Saunders’s departure from abuse commission helps resolve body’s identity crisis

Peter Saunders, a British advocate for survivors, talks during an interview with the Associated Press in Rome, Saturday, Feb. 6, 2016. Pope Francis’ sex abuse advisory committee voted Saturday to temporarily sideline one of its members, a high-profile abuse survivor who had clashed with the commission over its mandate and mission. During a meeting of the commission Saturday, "it was decided that Mr. Peter Saunders would take a leave of absence from his membership to consider how he might best support the commission's work," the Vatican said in a statement. (AP Photo/Gregorio Borgia)

[Austen Ivereigh in Bogotá] The Vatican’s announcement yesterday that a British abuse survivor and activist will be leaving Pope Francis’s child protection commission is, of course, sad news. But it was also inevitable, the fruit of tensions over the commission’s identity that have been present within it since its inception.

According to a brief Vatican statement, the 17 expert members of the Pontifical Commission for the Protection of Minors took a unanimous decision (with one abstention) that that Peter Saunders should take a “leave of absence”.

Saunders was invited to join the body in December 2014 after meeting Pope Francis earlier that year (see CV Comment here).The Commission, which meets twice a year in Rome, includes psychiatrists and therapists and experts of various kinds, and is presided by Cardinal Sean O’Malley, the Archbishop of Boston.

Its brief, which was never well defined at first, is to assist the Vatican in developing guidelines and policies for tackling abuse in the worldwide Church, helping to translate best practices developed by the Church in Europe and the US to the developing world. It is not a platform for survivor groups to campaign against the Church, but a policy-making body to assist the Pope.

Saunders, however, soon began exploiting his high-profile role to campaign for action to be taken on specific cases, notoriously accusing Cardinal George Pell, who heads the Vatican’s Secretariat for the Economy, of being a sociopath (See CV Comment here), and recently telling The Times that unless Pope Francis sacked a bishop in Chile accused of complicity in abuse, the Commission would be a “laughing stock”. (For background on the Chilean bishop, see my article for National Catholic Reporter here).

Yet the Commission has repeatedly made clear — and explicitly in June last year (see CV Comment here) that commission members should not publicly comment on individual cases, an agreed position that Saunders continually ignored. The result was that the Commission had great difficulty in being known for anything other than Saunders’s remarks.

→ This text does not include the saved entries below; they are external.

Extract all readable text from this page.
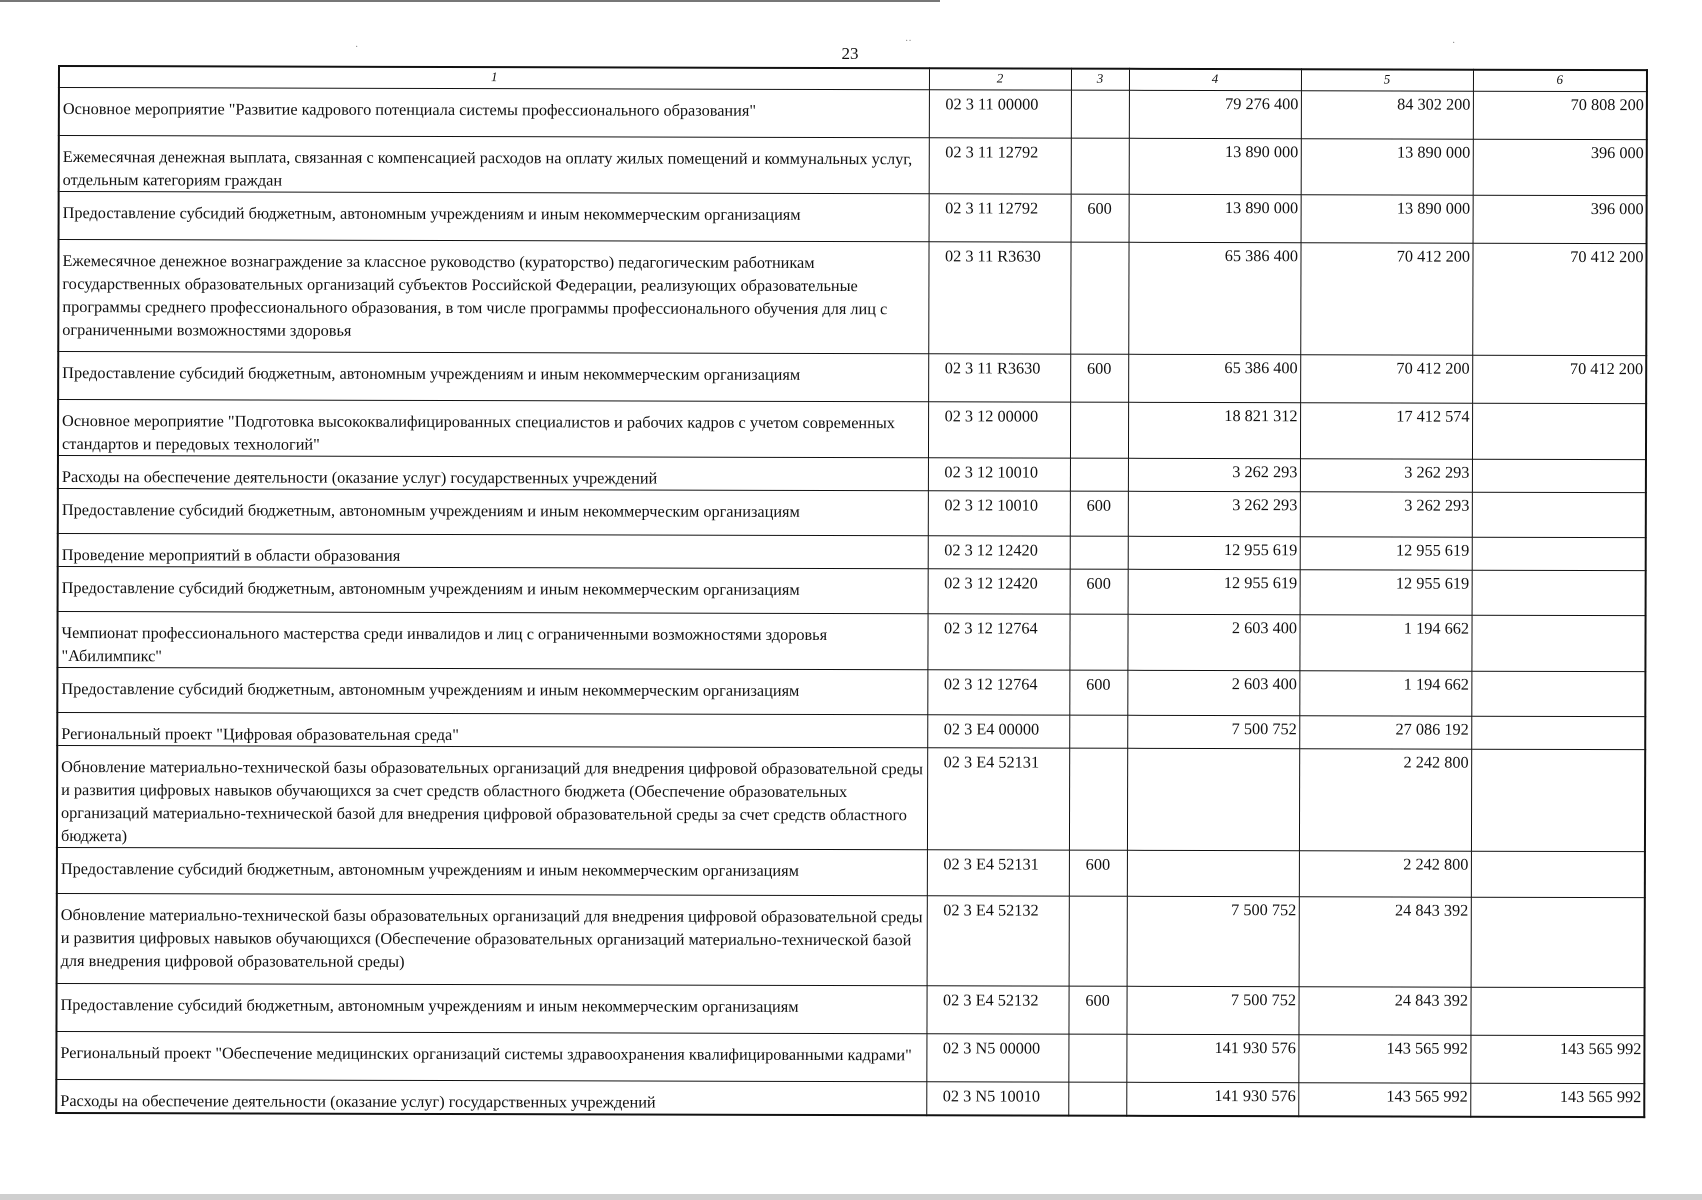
·
··	·
23
1	2	3	4	5	6
Основное мероприятие "Развитие кадрового потенциала системы профессионального образования"	02 3 11 00000		79 276 400	84 302 200	70 808 200
Ежемесячная денежная выплата, связанная с компенсацией расходов на оплату жилых помещений и коммунальных услуг, отдельным категориям граждан	02 3 11 12792		13 890 000	13 890 000	396 000
Предоставление субсидий бюджетным, автономным учреждениям и иным некоммерческим организациям	02 3 11 12792	600	13 890 000	13 890 000	396 000
Ежемесячное денежное вознаграждение за классное руководство (кураторство) педагогическим работникам государственных образовательных организаций субъектов Российской Федерации, реализующих образовательные программы среднего профессионального образования, в том числе программы профессионального обучения для лиц с ограниченными возможностями здоровья	02 3 11 R3630		65 386 400	70 412 200	70 412 200
Предоставление субсидий бюджетным, автономным учреждениям и иным некоммерческим организациям	02 3 11 R3630	600	65 386 400	70 412 200	70 412 200
Основное мероприятие "Подготовка высококвалифицированных специалистов и рабочих кадров с учетом современных стандартов и передовых технологий"	02 3 12 00000		18 821 312	17 412 574	
Расходы на обеспечение деятельности (оказание услуг) государственных учреждений	02 3 12 10010		3 262 293	3 262 293	
Предоставление субсидий бюджетным, автономным учреждениям и иным некоммерческим организациям	02 3 12 10010	600	3 262 293	3 262 293	
Проведение мероприятий в области образования	02 3 12 12420		12 955 619	12 955 619	
Предоставление субсидий бюджетным, автономным учреждениям и иным некоммерческим организациям	02 3 12 12420	600	12 955 619	12 955 619	
Чемпионат профессионального мастерства среди инвалидов и лиц с ограниченными возможностями здоровья "Абилимпикс"	02 3 12 12764		2 603 400	1 194 662	
Предоставление субсидий бюджетным, автономным учреждениям и иным некоммерческим организациям	02 3 12 12764	600	2 603 400	1 194 662	
Региональный проект "Цифровая образовательная среда"	02 3 E4 00000		7 500 752	27 086 192	
Обновление материально-технической базы образовательных организаций для внедрения цифровой образовательной среды и развития цифровых навыков обучающихся за счет средств областного бюджета (Обеспечение образовательных организаций материально-технической базой для внедрения цифровой образовательной среды за счет средств областного бюджета)	02 3 E4 52131			2 242 800	
Предоставление субсидий бюджетным, автономным учреждениям и иным некоммерческим организациям	02 3 E4 52131	600		2 242 800	
Обновление материально-технической базы образовательных организаций для внедрения цифровой образовательной среды и развития цифровых навыков обучающихся (Обеспечение образовательных организаций материально-технической базой для внедрения цифровой образовательной среды)	02 3 E4 52132		7 500 752	24 843 392	
Предоставление субсидий бюджетным, автономным учреждениям и иным некоммерческим организациям	02 3 E4 52132	600	7 500 752	24 843 392	
Региональный проект "Обеспечение медицинских организаций системы здравоохранения квалифицированными кадрами"	02 3 N5 00000		141 930 576	143 565 992	143 565 992
Расходы на обеспечение деятельности (оказание услуг) государственных учреждений	02 3 N5 10010		141 930 576	143 565 992	143 565 992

Saunders continually expressed frustration to the media at inaction on individual cases. Yet he and the other commission members had direct access to the person tasked with investigating those cases, Fr Robert Oliver, the Promoter of Justice in the Congregation for the Doctrine of the Faith (CDF), who is also the Commission’s secretary. In the two cases he continually raised — Pell and Barros — the accusations he made are denied, and have been (or are again) in the process of being investigated by judicial authorities.

Ultimately, the issue became one of accountability. The Commission is a Vatican body, funded by the Church, which is answerable — as are all Vatican bodies — to the Pope, not to pressure groups or lobbies outside the Church. Yet Saunders saw himself as representing those survivors’ organisations, and appeared in Rome for commission meetings alongside their representatives. Yesterday, for example, he spoke to the press alongside Juan Carlos Cruz, a bitter critic of Bishop Barros.

In contrast, the remaining abuse survivor on the commission, Marie Collins, who unlike Saunders has been on it since it was first set up, has been careful not to exploit her position to campaign on individual cases. (See her interview with NCR).

Yesterday’s statement made clear that there could well be a body set up in the future to represent survivors groups’ views to the Commission. In such a case, the lines of accountability would be clear.

Although it is obviously a blow, Saunders’ departure comes as no surprise to anyone close to the Commission these past months. It frees Saunders to be what he does well — campaigning on behalf of survivors — and frees the Commission to get on with its vital policy work.